It isn’t easy serving two masters! People with multiple passions often struggle to find enough time to devote to both. Kids who are hungry to learn computer programming need ample time to study, experiment, and play with the code.
Coding is a discipline as open-ended as your skills and imagination. Once you grasp the fundamentals, kids can build things like their own games or custom Minecraft modifications. From there, it’s not long until they create basic websites or even design and work towards a rudimentary app.
But, like anything, it takes a while to get to the point where coders can create whatever enters their imagination. They need time to freely explore and roam, and this can be hard to find when they also need to juggle their responsibilities at school.

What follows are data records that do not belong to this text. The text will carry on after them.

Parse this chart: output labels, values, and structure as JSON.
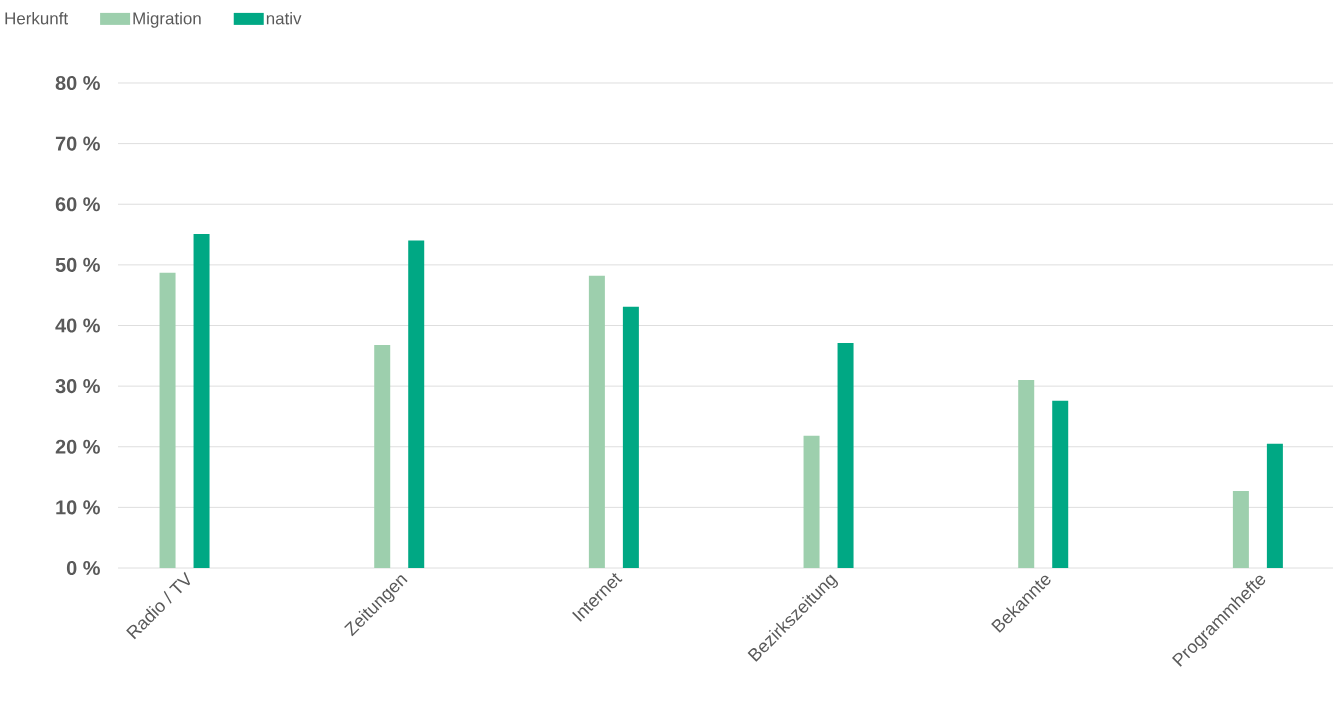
{
  "chart_data": {
    "type": "bar",
    "legend_title": "Herkunft",
    "legend": "top left",
    "grid": "y",
    "categories": [
      "Radio / TV",
      "Zeitungen",
      "Internet",
      "Bezirkszeitung",
      "Bekannte",
      "Programmhefte"
    ],
    "series": [
      {
        "name": "Migration",
        "color": "#9dcfad",
        "values": [
          48.7,
          36.8,
          48.2,
          21.8,
          31.0,
          12.7
        ]
      },
      {
        "name": "nativ",
        "color": "#00a884",
        "values": [
          55.1,
          54.0,
          43.1,
          37.1,
          27.6,
          20.5
        ]
      }
    ],
    "ylim": [
      0,
      80
    ],
    "yticks": [
      {
        "value": 0,
        "label": "0 %"
      },
      {
        "value": 10,
        "label": "10 %"
      },
      {
        "value": 20,
        "label": "20 %"
      },
      {
        "value": 30,
        "label": "30 %"
      },
      {
        "value": 40,
        "label": "40 %"
      },
      {
        "value": 50,
        "label": "50 %"
      },
      {
        "value": 60,
        "label": "60 %"
      },
      {
        "value": 70,
        "label": "70 %"
      },
      {
        "value": 80,
        "label": "80 %"
      }
    ]
  }
}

RP4K’s online coding courses guide them and teach them new skills, though that’s not the same thing as testing them out and experimenting. Parents have struggled to get their kids to embrace homework decades before online coding existed, so part of the challenge about finding the right balance between the two involves sticking to each one.
Still, here are some tips parents and students can use to help maintain a healthy balance between school and coding.
Like the great US jazz composer and band leader Duke Ellington said, “I don’t need time. What I need is a deadline.” It’s counterintuitive, but sometimes too much free time makes people less productive, not more. Kids get targets and goals from their schoolteacher concerning when homework and projects are due. It makes sense to implement this logic outside of school, too.
If a child is new to coding, it may be better not to pressure them. But for others, a deadline with a goal may help keep them on track. Make the goals flexible.
For example, keen students may decide to reach a certain phase in their game, website, or app as their goal. Novice students could set out to practice for two or three hours a week. These goals should be seen as directions to head towards rather than ironclad rules to follow.
Play is very important for kids, and they need different types. One school of thought claims modern parents hover over their young kids too much, and as a result, kids don’t get the same level of freedom and privacy to play as they did years ago. Parents just want to supervise! But their presence can interrupt how children might otherwise play, and this freedom to roam is key to their learning.
“Play” may seem to adults like frivolous fun. However, kids learn about many things that help their cognitive and emotional development, from social cues to lots more. Teenagers may struggle when integrating coding into a hectic schedule because they have a busy social and academic life, but play remains an important concept.
There’s a difference between the type of guided, structured coding students do in supervised programming sessions and what they do on their own.
If teens spend time alone refining and improving their coding skills, that’s excellent! It’s also not quite “play,” even if they enjoy it. Parents should consider that kids need time for homework, idle time with friends to hang out, and a third category in the middle where coding fits in.
Kids really improve as coders when they take it up in their spare time. Play can be productive. If your child spends too much time coding and neglects their schoolwork, that’s different! They need to finish their homework.
But parents used to worry that too much “screen time” would rot their brains and make them slothful — learning to code is an active skill that prepares them for life in a digital world. The coding they’re “playing” with will prepare them for the future workforce and daily life in a digital world.
More Ontario schools are incorporating coding in their curriculums. Computer class used to mean learning how to type. Much has changed.
Your child will find it much easier to balance coding and their schoolwork if that’s what they study in class. Imagine taking coding throughout the school year as an extracurricular in addition to learning programming as a core class.
In general, it’s good for kids and high school students to learn a range of subjects and get a broad range of exposure. The humanities, maths, and sciences are important. If your child has a strong interest in computer programming, there’s nothing wrong with focusing on it outside school.
Many kids take tutoring for subjects like math or literature outside school. This would be no different.
Kids learn much better when extracurricular activities for kids are structured and the sessions are small. RP4K limits class sizes to four, so there are at most three other students with your child.
Students have a much easier time balancing their schoolwork and coding sessions when they can absorb the material quickly and get all the support they need in a calm, structured atmosphere.
Our teachers study computer science and computer engineering at university. They grew up playing video games themselves! Their expertise and first-hand experience as a gamer are the perfect combo to launch young coders on a fun and fulfilling programming journey.
RP4K is free of classroom management issues that can arise when too many students are packed into a session. Our teachers and students get familiar with each other quickly, and they thrive in small, structured classroom environments.
There’s lots to learn and do in life, especially for young students. They need to socialize after school, work on their academics, and take up extracurriculars. This type of life can be stressful and may feel like you’re juggling many balls at once. But when the material you’re learning is vital to the world around you, exciting to learn, and taught in the right environment, kids can tackle it and manage to thrive outside as well.